The phrase “mother wit” in the conference name refers to the deep common sense and know-how with which most people come to Earth. The workshops, panel discussions and the keynote address were accented by mother wit. The subtitle, “Healing on Fertile Ground,” speaks to the need for the essential elements of earth, fire, air and water to be in a pristine state within the human body and in the environment in order for people to thrive.
This conference came together from the contributions of visionary and producer Shawnee Benton-Gibson, LMSW/FDLC, whose talents include spiritual counseling, energy work and storytelling. Ms. Benton-Gibson explained: “Every year, I intuitively select a theme for the Mother Wit Conference and this year what came forth was ‘Healing on Fertile Ground.’ The vision, energy and vibration of this theme were alive and enlivened in every conceivable way on the day of the event. There were moments when the fertile ground of authentic sharing and storytelling produced the fruit of release, relief and restoration.”
Other key conference contributors include Dr. Torrian Easterling, who is the Assistant Commissioner of the Brooklyn District Public Health Office of the Center for Health Equity. Easterling served as co-producer and facilitator of the plenary session. Ashley “Ash” Marie Straw served as one of the conference coordinators and a performing artist within The Mother Wit Performance Ensemble and the Playback Theater performance. The Playback Theater uses improvisation to depict a moment in a person’s life. Shantel Gamble was the other conference coordinator. Ms. Gambles’ passions include holistic health advocacy and the use of alternative healing modalities.
Kinyofu Mteremeshi-Mlimwengu was the facilitator of the Red Tent Women’s Circle. Ms. Mteremeshi-Mlimwengu holds a Bachelor’s degree in Community and Human Services and a Master’s degree in Education. “Kinyofu Mlimwengu’s two focuses are reproductive self-care of women and the social, emotional, cognitive and behavioral development of their children.” Lasting approximately one half-hour, the Red Tent Circle sessions ran throughout the conference. The Red Tent is a luxurious, round enclosed space that is covered in several large, primarily red, colorful cloths. The Red Tent is symbolic of the womb. It is the space for women to discuss womb health, children, family and realizing dreams.

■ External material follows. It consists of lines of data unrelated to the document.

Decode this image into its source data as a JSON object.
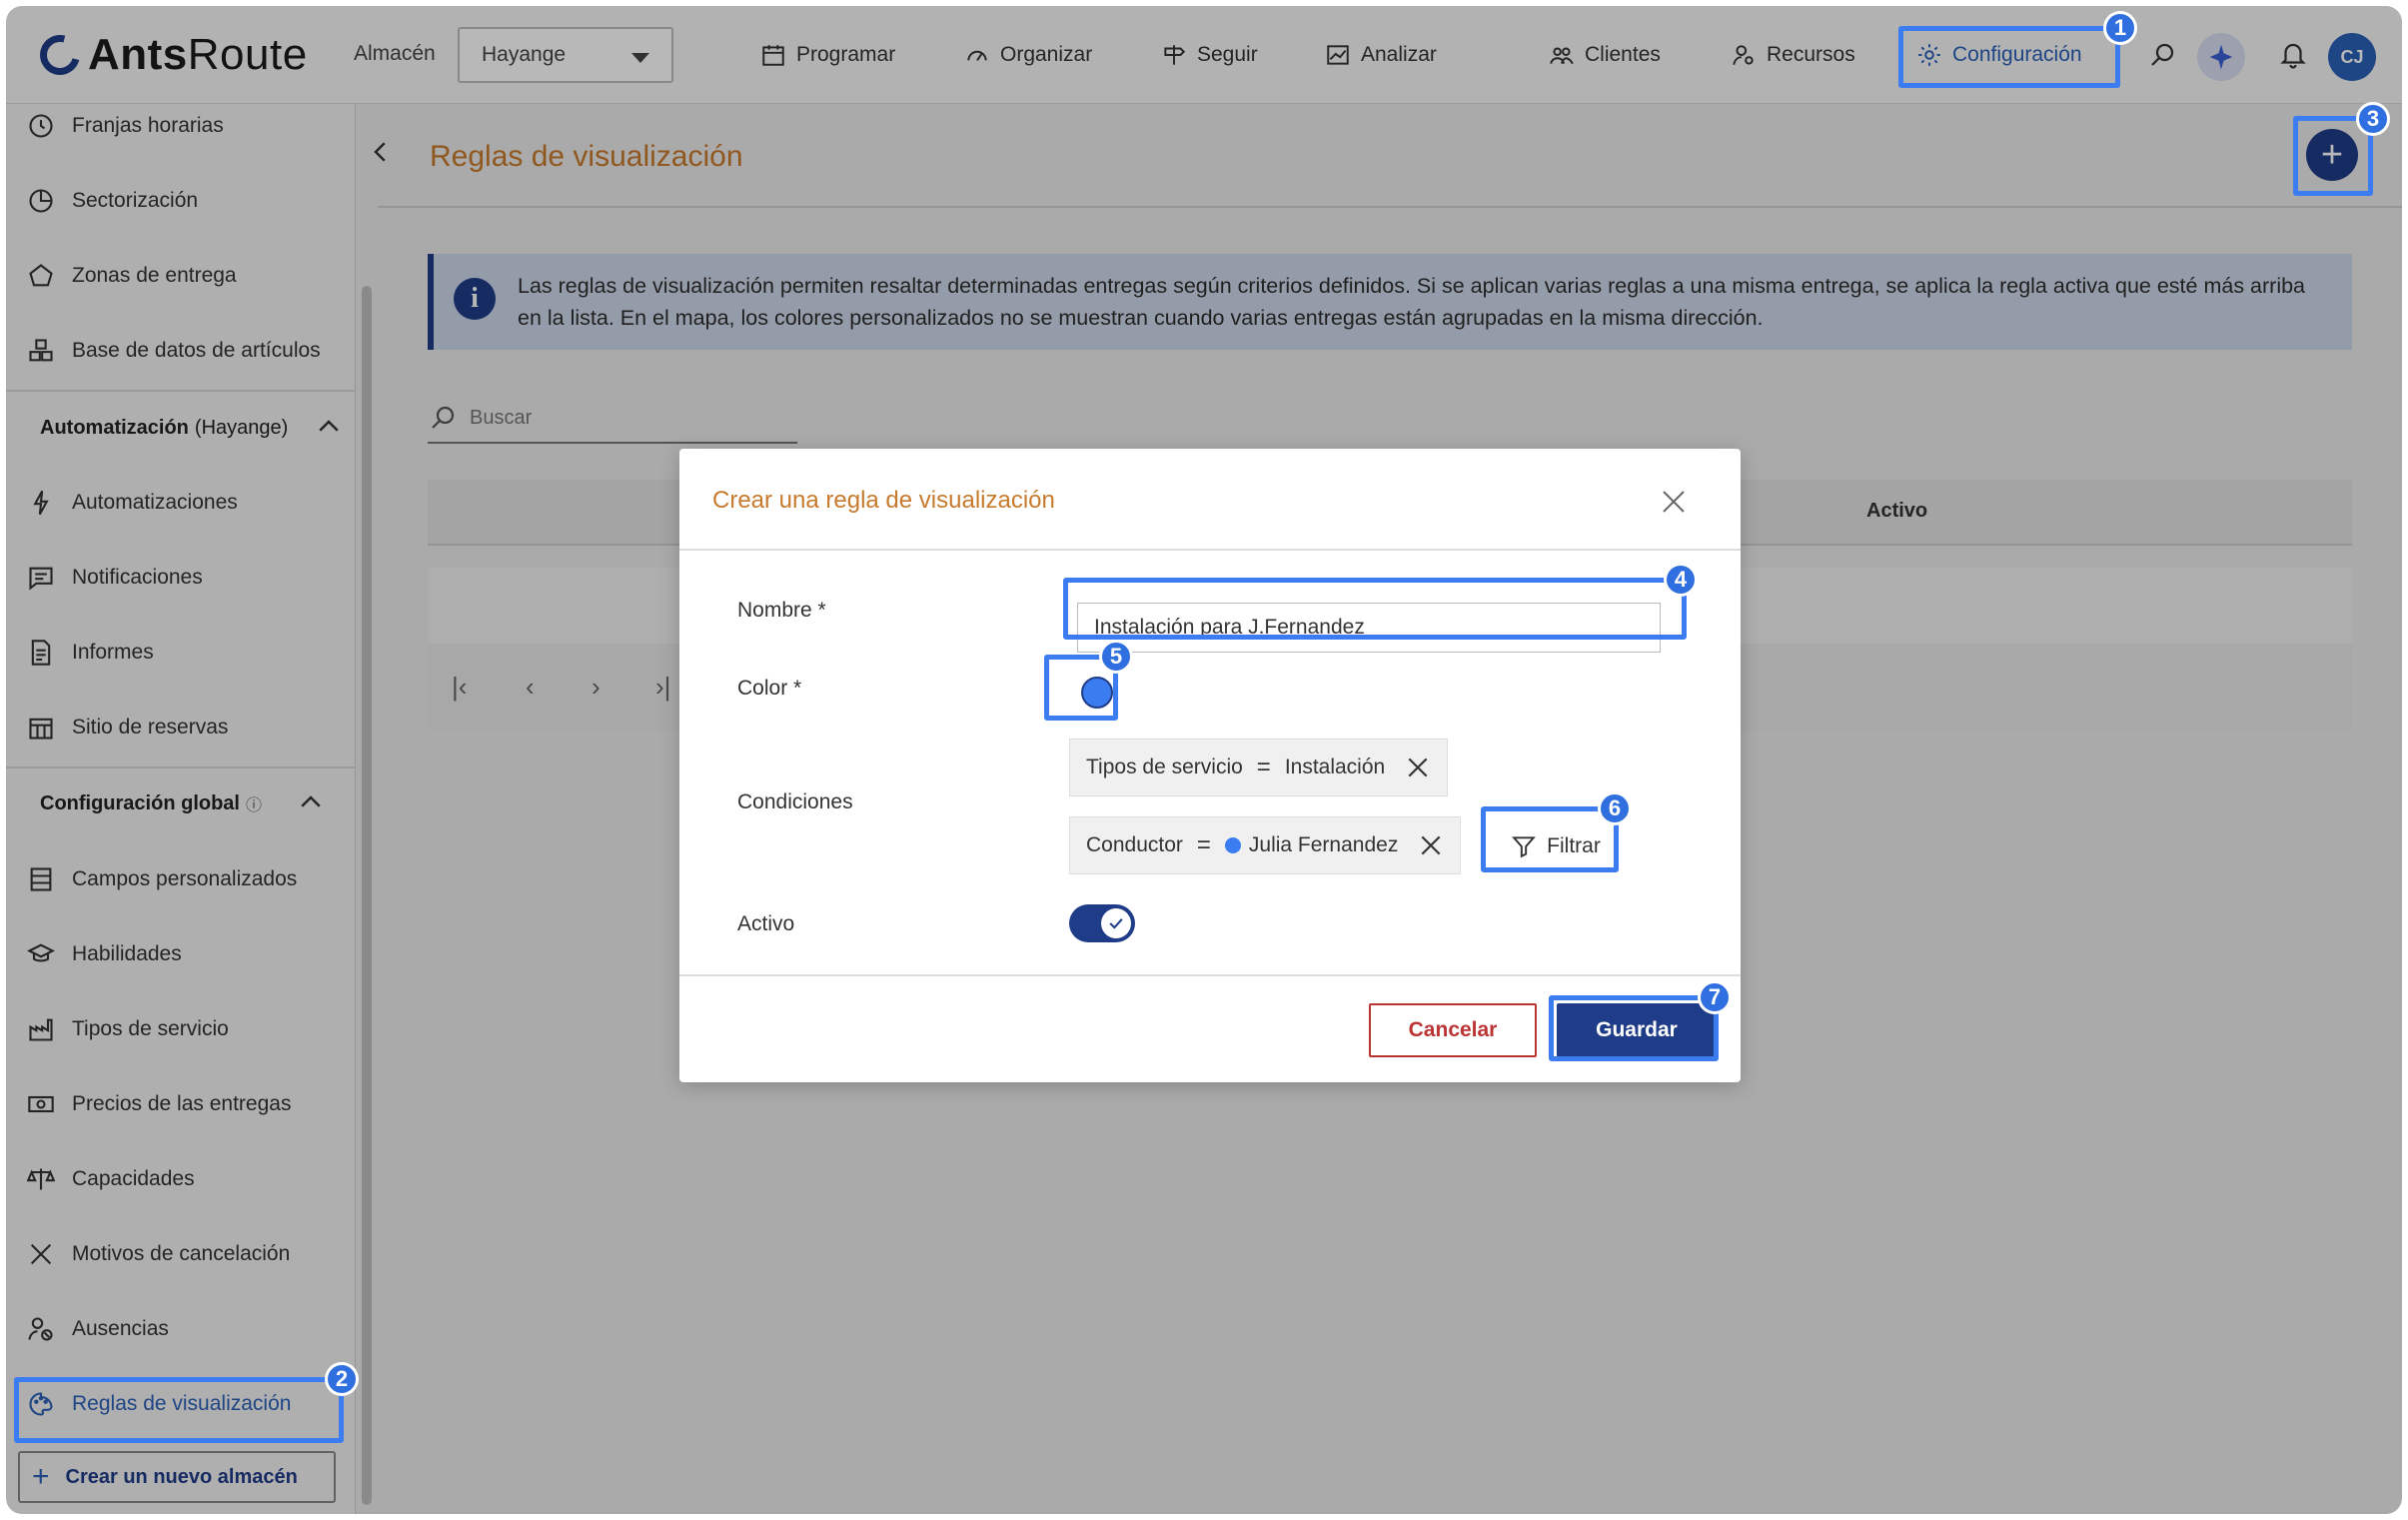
{
  "app": {
    "logo_bold": "Ants",
    "logo_rest": "Route"
  },
  "header": {
    "warehouse_label": "Almacén",
    "warehouse_value": "Hayange",
    "nav": [
      {
        "label": "Programar",
        "icon": "calendar-icon"
      },
      {
        "label": "Organizar",
        "icon": "gauge-icon"
      },
      {
        "label": "Seguir",
        "icon": "signpost-icon"
      },
      {
        "label": "Analizar",
        "icon": "chart-icon"
      },
      {
        "label": "Clientes",
        "icon": "users-icon"
      },
      {
        "label": "Recursos",
        "icon": "user-gear-icon"
      },
      {
        "label": "Configuración",
        "icon": "gear-icon"
      }
    ],
    "avatar_initials": "CJ"
  },
  "sidebar": {
    "items_top": [
      {
        "label": "Franjas horarias",
        "icon": "clock-icon"
      },
      {
        "label": "Sectorización",
        "icon": "pie-icon"
      },
      {
        "label": "Zonas de entrega",
        "icon": "pentagon-icon"
      },
      {
        "label": "Base de datos de artículos",
        "icon": "boxes-icon"
      }
    ],
    "section_automation": {
      "title": "Automatización",
      "sub": "(Hayange)"
    },
    "items_automation": [
      {
        "label": "Automatizaciones",
        "icon": "bolt-icon"
      },
      {
        "label": "Notificaciones",
        "icon": "message-icon"
      },
      {
        "label": "Informes",
        "icon": "document-icon"
      },
      {
        "label": "Sitio de reservas",
        "icon": "calendar-grid-icon"
      }
    ],
    "section_global": {
      "title": "Configuración global",
      "info": "ⓘ"
    },
    "items_global": [
      {
        "label": "Campos personalizados",
        "icon": "form-icon"
      },
      {
        "label": "Habilidades",
        "icon": "graduation-icon"
      },
      {
        "label": "Tipos de servicio",
        "icon": "factory-icon"
      },
      {
        "label": "Precios de las entregas",
        "icon": "money-icon"
      },
      {
        "label": "Capacidades",
        "icon": "scale-icon"
      },
      {
        "label": "Motivos de cancelación",
        "icon": "x-icon"
      },
      {
        "label": "Ausencias",
        "icon": "user-off-icon"
      },
      {
        "label": "Reglas de visualización",
        "icon": "palette-icon"
      }
    ],
    "new_warehouse": "Crear un nuevo almacén"
  },
  "main": {
    "title": "Reglas de visualización",
    "info": "Las reglas de visualización permiten resaltar determinadas entregas según criterios definidos. Si se aplican varias reglas a una misma entrega, se aplica la regla activa que esté más arriba en la lista. En el mapa, los colores personalizados no se muestran cuando varias entregas están agrupadas en la misma dirección.",
    "search_placeholder": "Buscar",
    "column_active": "Activo",
    "pager": {
      "first": "|‹",
      "prev": "‹",
      "next": "›",
      "last": "›|"
    }
  },
  "modal": {
    "title": "Crear una regla de visualización",
    "name_label": "Nombre *",
    "name_value": "Instalación para J.Fernandez",
    "color_label": "Color *",
    "color_value": "#3b7df0",
    "conditions_label": "Condiciones",
    "conditions": [
      {
        "field": "Tipos de servicio",
        "op": "=",
        "value": "Instalación"
      },
      {
        "field": "Conductor",
        "op": "=",
        "value": "Julia Fernandez"
      }
    ],
    "filter_label": "Filtrar",
    "active_label": "Activo",
    "active_value": true,
    "cancel_label": "Cancelar",
    "save_label": "Guardar"
  },
  "annotations": [
    "1",
    "2",
    "3",
    "4",
    "5",
    "6",
    "7"
  ],
  "colors": {
    "brand": "#1f3c88",
    "accent": "#c87a2c",
    "highlight": "#3b7df0"
  }
}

The Mother Wit Conference operated from 9:30 AM to 5:00 PM. Highlights included concurrent half-hour Red Tent sessions, the lushly imaginative The Womb Museum, curated by Shomany Gibson and Omari Maynard of ArtFul Living, where art covered the small space from the floor to the ceiling; keynote by Dr. Karen Althea Maybank who is the NYC Health and Mental Hygiene Deputy Commissioner and Founding Director of the Center for Health Equity, five concurrent workshops, panel discussions, The Mother Wit Performance Ensemble and the closing ritual. Kudos go to quilters Veronica Johnson, Pam Jones and Rita Strickland whose lavish quilts decorated the banquet hall.
There was much heart and disclosure at the event from presenters and conference attendees. During the panel discussions, Anastasia West and Paige Bellenbaum, in separate panels, revealed their postpartum periods involved an aversion to their infants. One married couple, Lucien and Tracey Humphreys, described their ordeal of living through the loss of their baby. All panelists agreed the common condolences for the loss of a child ring harshly in their ears.
Keynote speaker Dr. Maybank did the uncommon by having her public address cover her effort to have a child though unmarried and over 40. Maybank began by explaining her “career successes such as being Founding Director of the Center for Health Equity and launching the Office of Minority Health were not accomplishments that defined her life.” Rather, having a child within the bonds of marriage was more important to her. Maybank detailed the highs and lows of finding a man who agreed to fertilize her eggs “the old-fashioned way,” only for the man to back out of the arrangement a few days before the appointed date. Maybank, with controlled emotion, described how, at age 47, her physician dissuaded her from having some of her eggs freezed. At age 50, Dr. Maybank is reconciling herself with her current state of childlessness. Such is the state of industrial or high-tech society. This writer was apprised by a Nigerian national that in the rural areas, it is common for women to bear children in their 60s.